Splitting your page file through a number of partition and physical drives can hinder your system slightly? Is this true?

Be intresteding what most think as it probably doesn't make that much of a difference tbh.

Kyo
 
Thanks Jon that quite a good article.

One thing is puzzelling :confused:

"The location of the pagefile is also a common question. The only real performance advantage is if you move the pagefile to a separate partition on a separate physical HD."

This is the opposite of what i would have thought. Having the pagefile on a seprate disk, would have (i thought) make the disk access harder because the Os and swap file are on seperate disks?

confused now :(
 
Kyo said:
Thanks Jon that quite a good article.

One thing is puzzelling :confused:

"The location of the pagefile is also a common question. The only real performance advantage is if you move the pagefile to a separate partition on a separate physical HD."

This is the opposite of what i would have thought. Having the pagefile on a seprate disk, would have (i thought) make the disk access harder because the Os and swap file are on seperate disks?

confused now :(

It makes quite a lot of sense when you think about it.

Say you have a process that needs a lot of RAM and is loading lots of files into the RAM. The RAM is already quite full with a program which you aren't currently using. Therefore the comuter want to page stuff out of the RAM whilst loading new stuff in. The buggest bottleneck is the HDD as the swap file and the program files could be in completely different sectors of the disc and seek times will affect the transfer; bear in mind that it can only read or write one place at a time. However, if you have the swap file on another disc on say a SATA controller, you can page everything out from the RAM and get the program files loaded because both discs are read/writing at the same time.

Crap explination, but I hope you can follow along.

Burnsy
 
The swap file as you should know is basically where all the crap that doesn't fit in RAM goes. Windows can only access one piece of information at a time from a single HDD, so if you are running an intensive application that requires something in the swap file Windows will have to stop accessing any other data and go look in the swap file.
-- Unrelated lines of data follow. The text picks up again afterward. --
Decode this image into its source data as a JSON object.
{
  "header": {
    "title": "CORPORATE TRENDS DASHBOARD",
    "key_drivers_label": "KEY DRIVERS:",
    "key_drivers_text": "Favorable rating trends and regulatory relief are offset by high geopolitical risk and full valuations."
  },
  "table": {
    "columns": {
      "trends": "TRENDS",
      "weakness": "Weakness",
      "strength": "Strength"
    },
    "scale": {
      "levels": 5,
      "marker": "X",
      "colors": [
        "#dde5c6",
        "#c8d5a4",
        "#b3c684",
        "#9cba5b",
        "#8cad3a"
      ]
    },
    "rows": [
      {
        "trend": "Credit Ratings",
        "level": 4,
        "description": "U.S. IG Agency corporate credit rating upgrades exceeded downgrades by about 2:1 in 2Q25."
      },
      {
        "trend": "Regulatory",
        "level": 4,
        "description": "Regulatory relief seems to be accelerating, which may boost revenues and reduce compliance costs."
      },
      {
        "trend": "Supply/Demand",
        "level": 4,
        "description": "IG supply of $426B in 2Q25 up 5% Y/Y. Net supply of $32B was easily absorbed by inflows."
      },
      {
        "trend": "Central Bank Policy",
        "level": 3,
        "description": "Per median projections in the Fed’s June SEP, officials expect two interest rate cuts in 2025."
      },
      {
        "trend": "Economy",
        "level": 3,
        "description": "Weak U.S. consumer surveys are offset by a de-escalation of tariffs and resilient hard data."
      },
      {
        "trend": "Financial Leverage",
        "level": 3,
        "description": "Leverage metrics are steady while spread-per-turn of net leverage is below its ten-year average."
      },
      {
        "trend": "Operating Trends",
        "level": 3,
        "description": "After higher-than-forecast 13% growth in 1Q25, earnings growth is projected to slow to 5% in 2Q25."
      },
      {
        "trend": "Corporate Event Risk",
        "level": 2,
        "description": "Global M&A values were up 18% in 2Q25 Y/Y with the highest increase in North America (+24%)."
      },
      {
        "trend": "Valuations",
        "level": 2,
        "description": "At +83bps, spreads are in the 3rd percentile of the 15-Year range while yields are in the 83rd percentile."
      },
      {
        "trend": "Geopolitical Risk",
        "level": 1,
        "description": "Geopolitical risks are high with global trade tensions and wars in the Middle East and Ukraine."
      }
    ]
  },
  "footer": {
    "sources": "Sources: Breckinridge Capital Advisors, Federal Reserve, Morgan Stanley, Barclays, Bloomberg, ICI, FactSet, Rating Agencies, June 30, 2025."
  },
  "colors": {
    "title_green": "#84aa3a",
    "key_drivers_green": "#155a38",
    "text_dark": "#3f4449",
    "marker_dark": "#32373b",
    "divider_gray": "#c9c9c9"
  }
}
If the swap file is on a separate HDD Windows can be accessing data and the swap file at the same time.
 
Burnsy + Sirus - Thanks a lot guys

Both your posts explained it well. I can see it does make sense if you put it like that. Your both absolutely correct. the main thing that i totally missed was that OS can only access or focus on a particular task at any one point in relation to that particular HD therefore it would make sense to have the swap file on another physical disk/partition so that it can read/write both HD at the same time.

Fantastic guys.

Thanks a lot

Kyo
 
Also just always remember that the page file is not like an "overflow carpark" that only gets used once RAM has run out. It is meant to be a slightly dirty "mirror image" of what's in your RAM. This enables the memory manager to 'swap' pages of memory between RAM and the page file - I can explain the advantages of this if need be.